Air France: neuf jours de grève depuis février et toujours pas d'issue

Publié le à Paris (AFP)

Depuis février, le conflit salarial à Air France s'enlise. Déroulé de ce bras de fer entre une direction qui fustige un "gâchis" et une intersyndicale qui l'accuse de rester "sourde".

- 23 janvier

Première séance de la négociation salariale 2018: Air France propose une augmentation générale de 0,6%, la première depuis 2011, ainsi qu'une enveloppe de 1% d'augmentation individuelle (promotions, performance, ancienneté...) pour les agents au sol.

Rejetée par les syndicats, cette offre est revue à la hausse quelques jours plus tard, avec respectivement 1% en deux temps (0,6% au 1er avril, 0,4% au 1er octobre) et 1,4%.

- 6 février

Les syndicats CGT, FO, Unsa, SNPL et Spaf, totalisant plus de 50% des voix, mettent leur veto à l'accord signé par la CFE-CGC et la CFDT.

Ces mesures ne compensent, selon eux, "aucunement l'inflation" entre 2012 et 2018, évaluée à 6%. Ils réclament la réouverture des négociations, alors que la compagnie s'apprête à annoncer des résultats "historiques". La direction met en oeuvre "par décision unilatérale" les mesures prévues.

- 9 février

Dix syndicats, tous métiers confondus (pilotes, hôtesses et stewards, agents au sol), lancent un appel à la grève pour le 22 février. Ils revendiquent une augmentation des grilles de 6% en 2018, les pilotes réclamant 4,7% supplémentaires.

A côté de l'intersyndicale (SNPL, Spaf, Alter, SNPNC, Unsa-PNC, CFTC, SNGAF, CGT, FO, SUD), l'Unac (hôtesse et stewards), affilié à la CFE-CGC, entre aussi dans le mouvement.

- 16 février

Le groupe Air France-KLM annonce un résultat d'exploitation pour 2017 de 1,488 milliard d'euros, en hausse de 42%. Celui de la compagnie Air France atteint 588 millions d'euros.

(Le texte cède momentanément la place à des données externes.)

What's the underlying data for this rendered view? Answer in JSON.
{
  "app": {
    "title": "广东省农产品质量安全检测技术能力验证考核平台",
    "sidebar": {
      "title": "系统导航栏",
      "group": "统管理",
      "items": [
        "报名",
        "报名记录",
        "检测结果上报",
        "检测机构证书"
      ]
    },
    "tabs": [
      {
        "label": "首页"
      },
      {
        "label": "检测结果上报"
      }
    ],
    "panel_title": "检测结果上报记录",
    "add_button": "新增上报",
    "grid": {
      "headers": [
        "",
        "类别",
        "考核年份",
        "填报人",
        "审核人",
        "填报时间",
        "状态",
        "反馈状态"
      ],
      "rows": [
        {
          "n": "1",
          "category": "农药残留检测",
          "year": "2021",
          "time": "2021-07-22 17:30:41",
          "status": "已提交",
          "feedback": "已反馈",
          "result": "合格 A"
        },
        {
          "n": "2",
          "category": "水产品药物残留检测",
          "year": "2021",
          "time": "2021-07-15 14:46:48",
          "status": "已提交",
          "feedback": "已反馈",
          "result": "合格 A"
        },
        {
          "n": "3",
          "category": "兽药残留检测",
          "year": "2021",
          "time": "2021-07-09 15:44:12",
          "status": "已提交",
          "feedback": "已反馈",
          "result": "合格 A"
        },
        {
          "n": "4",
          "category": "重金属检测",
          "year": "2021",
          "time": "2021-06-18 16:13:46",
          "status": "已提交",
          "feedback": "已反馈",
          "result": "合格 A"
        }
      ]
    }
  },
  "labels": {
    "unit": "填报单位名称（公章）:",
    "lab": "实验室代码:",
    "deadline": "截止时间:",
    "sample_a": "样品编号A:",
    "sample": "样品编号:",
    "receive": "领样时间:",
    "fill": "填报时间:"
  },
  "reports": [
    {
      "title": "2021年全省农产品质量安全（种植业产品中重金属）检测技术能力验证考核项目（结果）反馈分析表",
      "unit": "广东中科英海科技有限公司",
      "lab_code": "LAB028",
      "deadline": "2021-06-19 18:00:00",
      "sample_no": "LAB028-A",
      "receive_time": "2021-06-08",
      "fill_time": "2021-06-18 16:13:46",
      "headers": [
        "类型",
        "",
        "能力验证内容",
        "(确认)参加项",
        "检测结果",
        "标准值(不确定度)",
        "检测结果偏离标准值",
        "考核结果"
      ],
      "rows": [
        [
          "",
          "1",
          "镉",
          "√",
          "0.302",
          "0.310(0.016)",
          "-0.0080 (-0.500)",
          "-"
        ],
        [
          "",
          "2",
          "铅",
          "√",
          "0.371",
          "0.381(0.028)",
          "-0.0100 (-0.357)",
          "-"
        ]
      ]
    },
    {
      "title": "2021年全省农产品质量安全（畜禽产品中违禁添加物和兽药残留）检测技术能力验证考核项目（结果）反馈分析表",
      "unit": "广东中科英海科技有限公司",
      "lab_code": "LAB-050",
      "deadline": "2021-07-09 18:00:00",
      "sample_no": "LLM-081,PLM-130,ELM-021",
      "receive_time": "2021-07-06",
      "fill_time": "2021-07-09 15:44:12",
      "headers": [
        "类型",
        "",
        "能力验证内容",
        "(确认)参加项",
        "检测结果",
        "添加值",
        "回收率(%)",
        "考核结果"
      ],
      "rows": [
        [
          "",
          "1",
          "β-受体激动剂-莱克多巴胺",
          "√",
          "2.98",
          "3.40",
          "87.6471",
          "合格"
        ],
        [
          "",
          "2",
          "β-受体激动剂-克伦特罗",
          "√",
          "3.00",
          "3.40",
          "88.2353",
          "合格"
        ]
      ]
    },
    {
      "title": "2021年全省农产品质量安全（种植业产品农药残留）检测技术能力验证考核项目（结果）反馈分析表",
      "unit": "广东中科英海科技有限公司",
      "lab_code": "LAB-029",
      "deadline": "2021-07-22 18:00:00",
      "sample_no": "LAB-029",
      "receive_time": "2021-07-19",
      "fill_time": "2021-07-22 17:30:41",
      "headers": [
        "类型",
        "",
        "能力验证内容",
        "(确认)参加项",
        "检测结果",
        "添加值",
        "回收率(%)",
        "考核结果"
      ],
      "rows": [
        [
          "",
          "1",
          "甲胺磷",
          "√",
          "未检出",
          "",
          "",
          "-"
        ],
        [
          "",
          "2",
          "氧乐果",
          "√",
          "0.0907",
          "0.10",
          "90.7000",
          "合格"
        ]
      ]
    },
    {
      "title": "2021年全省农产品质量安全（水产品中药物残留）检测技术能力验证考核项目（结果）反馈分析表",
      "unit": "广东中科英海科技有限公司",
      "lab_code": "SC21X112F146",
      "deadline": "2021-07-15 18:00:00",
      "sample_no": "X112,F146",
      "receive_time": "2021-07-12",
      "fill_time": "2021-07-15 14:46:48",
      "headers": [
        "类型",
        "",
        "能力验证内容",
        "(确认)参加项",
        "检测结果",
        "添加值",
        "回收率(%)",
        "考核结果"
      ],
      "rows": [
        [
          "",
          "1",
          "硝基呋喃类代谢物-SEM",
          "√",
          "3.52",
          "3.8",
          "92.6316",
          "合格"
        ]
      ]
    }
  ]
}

Face à une revendication chiffrée à 240 millions d'euros par an, l'équivalent de deux avions long-courrier, Air France souligne que 130 millions d'euros vont être versés via l'intéressement. Avec les mesures de l'accord, les salariés percevront "entre 3 et 4,5%" de plus qu'en 2017.

- 22 février

La grève, un mouvement intercatégoriel inédit depuis 1993, entraîne l'annulation de 25% des vols, dont 50% des long-courriers. La direction évalue son coût à 26 millions d'euros.

33,4% des pilotes, 37,6% des hôtesses et stewards et 19,5% des agents au sol sont en grève d'après les déclarations préalables (loi Diard).

- 13 mars

Air France propose la négociation d'un "mécanisme d'ajustement" salarial pour certains personnels dont le salaire aurait évolué "moins vite que l'inflation".

- 23 mars

Deuxième journée de grève: un quart des vols annulés.

D'autres journées sont annoncées pour le 30 mars, 3, 7, 10 et 11 avril face au "refus obstiné" de la direction de "prendre en considération la moindre" des demandes syndicales.

- 4 avril

Une réunion avec la direction sur le "mécanisme d'ajustement salarial" tourne court. Quatre nouvelles journées de grève les 17, 18, 23 et 24 avril sont annoncées dans la foulée.

- 10 avril

La direction propose "l'ouverture d'une négociation pluriannuelle sur les salaires". L'intersyndicale accepte, sans lever les préavis.

Le 16, Air France propose un projet d'accord final prévoyant une augmentation de 2% immédiatement et une hausse de 5% sur la période 2019-2021, encore loin des demandes de l'intersyndicale qui avait abaissé sa revendication pour 2018 à 5,1% en deux temps.

Le coût des grèves jusqu'au 11 se monte à 220 millions d'euros.

- 19 avril

L'intersyndicale appelle à "accentuer" la mobilisation et promet de nouveaux arrêts de travail début mai.